Par des pinces à linge, le linge est suspendu à une corde tendue entre deux poteaux de fer, ou parfois entre deux arbres, ou entre un arbre et un poteau de bois ou de fer. J'ai lu qu'à cause de la rotondité de la terre, une corde tendue entre Évian et Morges passerait au milieu du lac Léman six mètres au-dessous de sa surface* (*Paul Guichonnet, Le guide du Léman, 1988). Quand je dis ça à des amis, j'ajoute que ce n'est pas vraiment au milieu du lac qu'il faut essayer de faire sécher du linge - remarque ne faisant généralement rire personne. Mes amis me répondent toujours que la terre n'est pas si ronde, et que la corde ne peut passer si bas dans le lac. Je me trouvais reposant dans une chaise longue sur la terrasse de l'appartement d'une femme avec qui j'avais une relation amoureuse, lorsque j'ai lu cette assertion que je lui ai tout de suite répétée. Elle m'a répondu qu'elle n'en avait rien à foutre, et que je lui rapporte de tels propos pourrait être un motif de séparation.



 J'ai adoré ces pages de couples : Bloody and Mary, Tic et Tac, Moët et Chandon, le bruit et la fureur, le bruit et les odeurs, l'homme et la femme, le son et le sens, Ingres et son violon, le pour et le contre, la canne et la pêche, le moi et le ça, Omar et Fred, Arnold et Willy... ces listes de jets et de lancers en tous genres, les formes d'ingestion de sucre, les lieux où l'on n'ira probablement jamais (pour moi Dieppe et l'Inde), les occasions dans lesquelles des objets sans valeur prennent de l'importance, les oeufs, les oeufs, la fonction et les formes des escaliers, les façons de s'intituler et de se sobriquer, les orthographes variables de Tennessee, les trous... Christophe Rey déforme et calibre le monde sans fixer aucune règle sinon celle de l'observation par les mots. Comme tous les livres extraordinaires, et ils sont rares, vous tentez de débusquer la magie de ces images que seule la littérature peut faire naître dans la tête d'un lecteur. Contrairement au cinéma où l'image vient un peu/beaucoup saturer l'imagination (le pouvoir du cinéma se joue sans doute ailleurs que dans la pure image), les mots font naître ici autant d'images singulières qu'il existe de lecteurs. A sa façon, C. Rey nous invite à l'empathie, à la moquerie fine jamais cruelle, à l'autodérision. Jamais figée, la liste fait au contraire vivre ici ce qui nous ouvre et nous libère, l'imagination, la tension vers un ailleurs jamais soupçonné. Oui on rit mais on apprend également une foule de choses qu'un universitaire ou un simple prof serait bien incapable de transmettre. On y croise quelques fantômes, des lieux en tous genres aux confins de l'oubli et au seuil du sens, entre alopécie et chute de cheveux. Mais, avez-vous jamais vu un cheveu tomber ? 
Jésus-Christ, également grand fomentateur de textes et de représentations, s'il a existé fut-il couronné d'épines par ses gardes romains ? Quoi qu'il en soit, il fut couronné d'épines et auréolé par moult peintres et sculpteurs.

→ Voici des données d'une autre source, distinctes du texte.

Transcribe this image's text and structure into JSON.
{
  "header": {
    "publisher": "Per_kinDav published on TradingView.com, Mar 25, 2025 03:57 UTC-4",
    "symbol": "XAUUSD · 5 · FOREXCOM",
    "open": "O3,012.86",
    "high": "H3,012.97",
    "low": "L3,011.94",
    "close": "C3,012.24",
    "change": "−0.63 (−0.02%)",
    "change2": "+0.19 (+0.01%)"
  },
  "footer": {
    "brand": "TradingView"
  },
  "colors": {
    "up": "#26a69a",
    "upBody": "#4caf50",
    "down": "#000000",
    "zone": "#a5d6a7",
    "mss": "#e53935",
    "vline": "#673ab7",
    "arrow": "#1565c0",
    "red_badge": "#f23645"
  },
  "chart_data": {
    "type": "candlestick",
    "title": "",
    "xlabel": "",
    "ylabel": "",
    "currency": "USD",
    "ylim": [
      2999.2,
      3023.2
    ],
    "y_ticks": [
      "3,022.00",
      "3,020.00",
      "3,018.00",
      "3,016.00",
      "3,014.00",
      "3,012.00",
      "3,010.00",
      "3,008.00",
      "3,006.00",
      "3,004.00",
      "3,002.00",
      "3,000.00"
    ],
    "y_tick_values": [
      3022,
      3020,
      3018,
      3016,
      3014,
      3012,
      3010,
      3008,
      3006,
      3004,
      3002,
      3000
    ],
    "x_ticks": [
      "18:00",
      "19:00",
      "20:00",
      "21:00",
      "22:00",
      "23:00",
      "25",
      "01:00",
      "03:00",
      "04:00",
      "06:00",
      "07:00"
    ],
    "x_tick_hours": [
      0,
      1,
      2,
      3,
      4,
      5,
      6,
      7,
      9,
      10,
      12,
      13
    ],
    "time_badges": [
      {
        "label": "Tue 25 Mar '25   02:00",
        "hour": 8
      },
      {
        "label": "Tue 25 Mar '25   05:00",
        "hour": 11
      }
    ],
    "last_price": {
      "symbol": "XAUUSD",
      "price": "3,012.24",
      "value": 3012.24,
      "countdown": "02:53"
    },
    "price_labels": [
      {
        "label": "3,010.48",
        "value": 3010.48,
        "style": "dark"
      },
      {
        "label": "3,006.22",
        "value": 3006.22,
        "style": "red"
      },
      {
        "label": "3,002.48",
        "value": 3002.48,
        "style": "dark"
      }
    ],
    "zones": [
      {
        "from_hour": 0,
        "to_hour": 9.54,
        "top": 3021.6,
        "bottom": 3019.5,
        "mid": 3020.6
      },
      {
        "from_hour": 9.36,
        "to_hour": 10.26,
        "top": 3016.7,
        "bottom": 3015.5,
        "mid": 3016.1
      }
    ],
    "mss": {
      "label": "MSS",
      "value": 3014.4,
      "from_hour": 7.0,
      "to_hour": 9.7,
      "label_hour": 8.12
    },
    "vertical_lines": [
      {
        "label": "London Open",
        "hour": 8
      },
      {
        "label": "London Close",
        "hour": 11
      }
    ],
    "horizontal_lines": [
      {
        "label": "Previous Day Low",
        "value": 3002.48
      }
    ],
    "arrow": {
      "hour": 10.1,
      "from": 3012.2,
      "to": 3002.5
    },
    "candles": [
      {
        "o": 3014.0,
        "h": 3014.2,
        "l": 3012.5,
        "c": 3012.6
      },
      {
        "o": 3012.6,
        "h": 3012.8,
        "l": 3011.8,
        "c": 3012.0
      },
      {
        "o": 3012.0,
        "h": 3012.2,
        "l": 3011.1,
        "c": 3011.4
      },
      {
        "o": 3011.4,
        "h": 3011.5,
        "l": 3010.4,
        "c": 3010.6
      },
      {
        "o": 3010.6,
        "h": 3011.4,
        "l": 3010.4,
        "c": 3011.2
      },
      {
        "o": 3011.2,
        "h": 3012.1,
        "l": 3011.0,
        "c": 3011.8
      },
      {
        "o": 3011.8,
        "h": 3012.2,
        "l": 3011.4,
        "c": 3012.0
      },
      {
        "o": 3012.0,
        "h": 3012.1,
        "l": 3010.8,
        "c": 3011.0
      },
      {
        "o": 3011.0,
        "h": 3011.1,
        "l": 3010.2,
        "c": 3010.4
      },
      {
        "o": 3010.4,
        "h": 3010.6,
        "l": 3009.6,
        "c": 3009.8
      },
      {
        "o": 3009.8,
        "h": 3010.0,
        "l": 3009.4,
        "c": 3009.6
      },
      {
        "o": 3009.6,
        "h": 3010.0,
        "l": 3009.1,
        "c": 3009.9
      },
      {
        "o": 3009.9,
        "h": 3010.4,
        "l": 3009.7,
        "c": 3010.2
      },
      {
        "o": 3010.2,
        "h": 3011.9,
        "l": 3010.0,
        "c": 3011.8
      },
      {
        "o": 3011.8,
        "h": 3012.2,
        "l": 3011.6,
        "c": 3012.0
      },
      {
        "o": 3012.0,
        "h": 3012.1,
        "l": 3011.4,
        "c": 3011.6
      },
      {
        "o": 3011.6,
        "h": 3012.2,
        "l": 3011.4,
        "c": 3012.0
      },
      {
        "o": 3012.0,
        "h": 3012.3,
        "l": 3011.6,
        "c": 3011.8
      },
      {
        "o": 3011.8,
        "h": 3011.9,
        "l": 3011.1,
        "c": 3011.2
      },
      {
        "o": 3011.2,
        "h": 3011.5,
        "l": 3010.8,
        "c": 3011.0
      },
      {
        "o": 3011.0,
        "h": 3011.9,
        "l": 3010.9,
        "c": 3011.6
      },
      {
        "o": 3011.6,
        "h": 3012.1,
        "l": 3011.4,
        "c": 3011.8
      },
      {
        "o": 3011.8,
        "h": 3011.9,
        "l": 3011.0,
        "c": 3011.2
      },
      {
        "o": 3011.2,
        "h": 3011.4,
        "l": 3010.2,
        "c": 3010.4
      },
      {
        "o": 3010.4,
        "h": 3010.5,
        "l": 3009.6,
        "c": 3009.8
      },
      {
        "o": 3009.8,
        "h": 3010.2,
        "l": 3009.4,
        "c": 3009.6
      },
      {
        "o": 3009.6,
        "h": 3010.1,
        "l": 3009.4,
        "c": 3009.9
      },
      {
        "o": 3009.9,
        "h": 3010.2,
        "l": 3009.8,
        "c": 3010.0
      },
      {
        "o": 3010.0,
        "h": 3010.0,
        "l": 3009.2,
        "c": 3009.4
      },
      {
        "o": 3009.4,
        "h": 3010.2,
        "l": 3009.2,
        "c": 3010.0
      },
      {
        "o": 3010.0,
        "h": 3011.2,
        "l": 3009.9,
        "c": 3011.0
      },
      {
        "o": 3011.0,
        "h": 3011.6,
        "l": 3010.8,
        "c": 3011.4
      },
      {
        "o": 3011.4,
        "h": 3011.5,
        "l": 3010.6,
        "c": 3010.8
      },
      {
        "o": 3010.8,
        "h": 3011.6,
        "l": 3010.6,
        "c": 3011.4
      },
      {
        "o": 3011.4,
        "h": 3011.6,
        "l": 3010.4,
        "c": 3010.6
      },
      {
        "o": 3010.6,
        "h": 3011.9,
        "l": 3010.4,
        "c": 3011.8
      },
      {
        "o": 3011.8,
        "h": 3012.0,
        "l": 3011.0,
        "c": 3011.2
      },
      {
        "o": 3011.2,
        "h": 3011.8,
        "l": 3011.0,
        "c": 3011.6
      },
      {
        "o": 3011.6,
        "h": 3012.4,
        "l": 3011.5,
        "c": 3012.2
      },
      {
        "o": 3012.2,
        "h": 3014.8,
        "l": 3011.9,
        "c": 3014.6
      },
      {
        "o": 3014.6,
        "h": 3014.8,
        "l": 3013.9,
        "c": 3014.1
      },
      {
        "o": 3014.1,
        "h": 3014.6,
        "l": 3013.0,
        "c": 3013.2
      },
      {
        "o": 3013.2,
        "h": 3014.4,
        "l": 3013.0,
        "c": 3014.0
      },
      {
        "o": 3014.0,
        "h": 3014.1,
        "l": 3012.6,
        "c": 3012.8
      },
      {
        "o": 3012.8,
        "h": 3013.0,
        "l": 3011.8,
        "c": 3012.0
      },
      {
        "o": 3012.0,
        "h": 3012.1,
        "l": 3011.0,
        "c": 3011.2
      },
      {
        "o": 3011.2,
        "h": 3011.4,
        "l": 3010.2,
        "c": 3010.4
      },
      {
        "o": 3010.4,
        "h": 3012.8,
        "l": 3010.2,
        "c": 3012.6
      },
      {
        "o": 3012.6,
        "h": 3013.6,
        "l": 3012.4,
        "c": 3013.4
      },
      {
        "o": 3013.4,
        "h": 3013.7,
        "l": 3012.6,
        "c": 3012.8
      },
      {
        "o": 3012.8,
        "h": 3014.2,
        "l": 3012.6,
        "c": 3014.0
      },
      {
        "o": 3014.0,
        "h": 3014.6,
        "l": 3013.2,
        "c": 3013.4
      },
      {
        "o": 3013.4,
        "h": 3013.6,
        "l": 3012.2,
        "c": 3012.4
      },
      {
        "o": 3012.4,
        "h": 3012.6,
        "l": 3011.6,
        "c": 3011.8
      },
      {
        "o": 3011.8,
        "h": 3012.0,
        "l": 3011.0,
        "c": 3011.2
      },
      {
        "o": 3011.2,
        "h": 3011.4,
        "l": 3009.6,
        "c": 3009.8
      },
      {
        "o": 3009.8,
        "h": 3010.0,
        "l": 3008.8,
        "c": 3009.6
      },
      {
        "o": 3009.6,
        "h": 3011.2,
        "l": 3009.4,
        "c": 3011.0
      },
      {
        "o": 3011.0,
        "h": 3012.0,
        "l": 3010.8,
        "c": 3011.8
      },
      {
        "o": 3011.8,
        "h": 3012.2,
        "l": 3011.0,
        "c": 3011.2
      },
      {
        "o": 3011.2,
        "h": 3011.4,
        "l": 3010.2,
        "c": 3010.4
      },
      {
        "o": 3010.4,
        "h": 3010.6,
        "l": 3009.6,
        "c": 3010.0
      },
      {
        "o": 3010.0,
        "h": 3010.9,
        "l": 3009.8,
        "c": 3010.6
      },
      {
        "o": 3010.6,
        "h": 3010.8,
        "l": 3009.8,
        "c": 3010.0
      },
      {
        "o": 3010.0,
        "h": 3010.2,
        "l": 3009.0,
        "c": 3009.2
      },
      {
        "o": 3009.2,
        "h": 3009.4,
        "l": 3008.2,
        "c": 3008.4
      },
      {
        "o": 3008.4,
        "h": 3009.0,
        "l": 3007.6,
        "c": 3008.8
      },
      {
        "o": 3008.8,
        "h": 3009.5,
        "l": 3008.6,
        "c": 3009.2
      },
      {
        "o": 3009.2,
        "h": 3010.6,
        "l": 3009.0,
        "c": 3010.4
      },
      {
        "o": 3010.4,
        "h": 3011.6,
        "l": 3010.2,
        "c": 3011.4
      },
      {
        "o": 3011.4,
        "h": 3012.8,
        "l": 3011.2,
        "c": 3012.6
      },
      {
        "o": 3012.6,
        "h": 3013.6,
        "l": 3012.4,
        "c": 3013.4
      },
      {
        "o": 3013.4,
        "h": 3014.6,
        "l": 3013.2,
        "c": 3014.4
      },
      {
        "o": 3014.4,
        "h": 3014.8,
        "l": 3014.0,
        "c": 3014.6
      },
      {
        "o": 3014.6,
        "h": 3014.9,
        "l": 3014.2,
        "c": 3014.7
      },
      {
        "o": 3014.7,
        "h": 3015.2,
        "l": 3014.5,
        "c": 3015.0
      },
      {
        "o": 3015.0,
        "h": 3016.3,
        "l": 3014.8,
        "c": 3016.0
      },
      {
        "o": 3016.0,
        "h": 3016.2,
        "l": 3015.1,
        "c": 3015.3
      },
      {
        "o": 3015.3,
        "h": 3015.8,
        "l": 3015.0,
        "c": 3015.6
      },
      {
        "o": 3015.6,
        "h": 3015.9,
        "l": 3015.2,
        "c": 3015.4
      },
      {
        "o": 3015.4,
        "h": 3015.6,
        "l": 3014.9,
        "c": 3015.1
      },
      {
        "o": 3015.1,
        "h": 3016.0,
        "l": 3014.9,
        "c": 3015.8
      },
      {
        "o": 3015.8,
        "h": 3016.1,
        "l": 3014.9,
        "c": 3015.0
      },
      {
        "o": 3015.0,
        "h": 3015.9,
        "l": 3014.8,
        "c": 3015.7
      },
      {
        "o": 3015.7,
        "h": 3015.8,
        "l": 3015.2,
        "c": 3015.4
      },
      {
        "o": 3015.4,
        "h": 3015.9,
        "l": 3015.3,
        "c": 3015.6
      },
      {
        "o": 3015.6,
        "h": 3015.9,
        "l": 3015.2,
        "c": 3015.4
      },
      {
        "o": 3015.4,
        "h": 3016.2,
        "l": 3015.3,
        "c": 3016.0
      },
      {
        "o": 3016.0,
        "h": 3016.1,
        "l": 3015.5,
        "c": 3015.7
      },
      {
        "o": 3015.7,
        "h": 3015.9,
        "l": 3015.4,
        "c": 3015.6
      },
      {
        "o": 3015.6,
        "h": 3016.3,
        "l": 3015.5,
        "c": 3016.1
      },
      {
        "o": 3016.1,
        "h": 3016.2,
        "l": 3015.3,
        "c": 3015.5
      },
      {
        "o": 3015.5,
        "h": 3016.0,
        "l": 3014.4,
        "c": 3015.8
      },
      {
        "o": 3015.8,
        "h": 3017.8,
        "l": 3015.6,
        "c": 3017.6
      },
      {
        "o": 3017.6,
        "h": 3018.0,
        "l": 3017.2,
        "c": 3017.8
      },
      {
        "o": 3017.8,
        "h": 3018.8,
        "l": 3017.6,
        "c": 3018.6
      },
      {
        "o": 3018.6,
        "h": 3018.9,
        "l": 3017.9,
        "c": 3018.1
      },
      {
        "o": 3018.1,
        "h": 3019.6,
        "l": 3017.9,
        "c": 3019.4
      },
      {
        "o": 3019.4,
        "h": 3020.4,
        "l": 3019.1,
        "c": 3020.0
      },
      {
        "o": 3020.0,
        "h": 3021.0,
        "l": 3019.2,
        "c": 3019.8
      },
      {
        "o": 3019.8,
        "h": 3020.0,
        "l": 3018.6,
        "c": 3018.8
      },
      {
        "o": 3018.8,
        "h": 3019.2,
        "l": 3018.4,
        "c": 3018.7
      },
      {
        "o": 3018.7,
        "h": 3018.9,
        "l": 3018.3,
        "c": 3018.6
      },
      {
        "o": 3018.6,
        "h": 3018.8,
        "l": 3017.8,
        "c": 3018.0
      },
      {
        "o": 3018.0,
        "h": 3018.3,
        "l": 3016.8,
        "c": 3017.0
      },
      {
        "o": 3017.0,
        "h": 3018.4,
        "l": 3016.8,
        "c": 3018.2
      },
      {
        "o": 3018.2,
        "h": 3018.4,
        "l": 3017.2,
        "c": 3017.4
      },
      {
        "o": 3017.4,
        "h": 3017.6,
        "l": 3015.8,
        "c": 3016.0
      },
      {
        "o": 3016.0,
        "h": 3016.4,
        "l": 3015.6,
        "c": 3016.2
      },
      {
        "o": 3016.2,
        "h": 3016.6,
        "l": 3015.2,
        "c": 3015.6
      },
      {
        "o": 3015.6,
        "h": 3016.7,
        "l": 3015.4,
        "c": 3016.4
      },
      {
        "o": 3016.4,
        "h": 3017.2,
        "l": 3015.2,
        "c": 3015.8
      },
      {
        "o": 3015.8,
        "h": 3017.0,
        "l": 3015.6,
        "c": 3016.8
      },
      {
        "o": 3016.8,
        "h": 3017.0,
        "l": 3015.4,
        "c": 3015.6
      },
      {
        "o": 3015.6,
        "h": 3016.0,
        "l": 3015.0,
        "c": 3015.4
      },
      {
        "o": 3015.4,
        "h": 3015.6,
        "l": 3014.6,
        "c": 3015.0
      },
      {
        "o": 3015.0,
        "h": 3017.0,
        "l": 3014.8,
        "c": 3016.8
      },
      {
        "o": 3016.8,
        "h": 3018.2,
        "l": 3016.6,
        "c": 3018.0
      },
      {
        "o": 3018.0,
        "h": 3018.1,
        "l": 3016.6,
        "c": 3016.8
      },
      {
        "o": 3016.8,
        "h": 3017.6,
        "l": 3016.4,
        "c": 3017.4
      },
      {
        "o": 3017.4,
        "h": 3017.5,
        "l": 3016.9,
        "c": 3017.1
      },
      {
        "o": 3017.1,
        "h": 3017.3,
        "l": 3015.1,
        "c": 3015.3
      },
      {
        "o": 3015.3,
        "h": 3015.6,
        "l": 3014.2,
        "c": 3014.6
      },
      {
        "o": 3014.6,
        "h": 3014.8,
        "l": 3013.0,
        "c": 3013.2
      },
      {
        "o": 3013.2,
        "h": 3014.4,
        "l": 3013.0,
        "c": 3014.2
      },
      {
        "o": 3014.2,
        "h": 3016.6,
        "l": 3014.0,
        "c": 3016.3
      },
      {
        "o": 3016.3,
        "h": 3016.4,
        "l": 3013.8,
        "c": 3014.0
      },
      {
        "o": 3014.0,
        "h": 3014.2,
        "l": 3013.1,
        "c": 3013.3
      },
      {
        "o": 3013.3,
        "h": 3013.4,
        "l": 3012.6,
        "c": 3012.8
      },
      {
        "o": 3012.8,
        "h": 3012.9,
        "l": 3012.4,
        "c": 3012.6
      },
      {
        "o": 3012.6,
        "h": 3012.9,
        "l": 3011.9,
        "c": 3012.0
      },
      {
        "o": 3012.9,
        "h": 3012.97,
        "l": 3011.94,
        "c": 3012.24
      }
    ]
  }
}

Si la littérature a bien une fonction, c'est de déplacer le regard, tordre la réalité, de changer notre manière d'avancer en décentrant. Le corps, l'esprit, l'habitude. L'habitude, tenez, et la liste pour détourner le programme trop calibré. Il existe des listes de choses, des listes de courses. Christophe Rey nous propose des listes de choses à ne pas faire, des listes pour mieux voir, des listes pour ralentir et se poser, des listes pour rire et se dire que la vie est marrante tout de même, des listes pour répéter des listes, des listes inutiles, des remarques inutiles, la liste ultime qui défierait toutes les listes, des listes d'amour de la littérature, des listes de partage pour se dire qu'on est moins seul à voir le monde autrement, des listes pour casser la routine et mettre des rustines sur nos écorchures, des listes pour rabibocher les couples, pour empêcher les cheveux de tomber et faire mieux cuire les pâtes al pomodoro quand on a l'habitude du pesto. Des listes de tendresse et de détachement inattendus, des listes pour se dire, "mince, je ne l'avais pas vue celle-là."

Ce livre, je le garderai toute ma vie comme un remède à la mélancolie littéraire, là, près de moi, comme un ami à qui on n'a pas besoin de parler. Et je le visiterai régulièrement, encore et encore, sans jamais pouvoir l'épuiser. Et je ne cesserai de le découvrir, il ne cessera de se révéler. Elles sont belles ces claquettes, et l'ornithologie, ça claque comme jamais. 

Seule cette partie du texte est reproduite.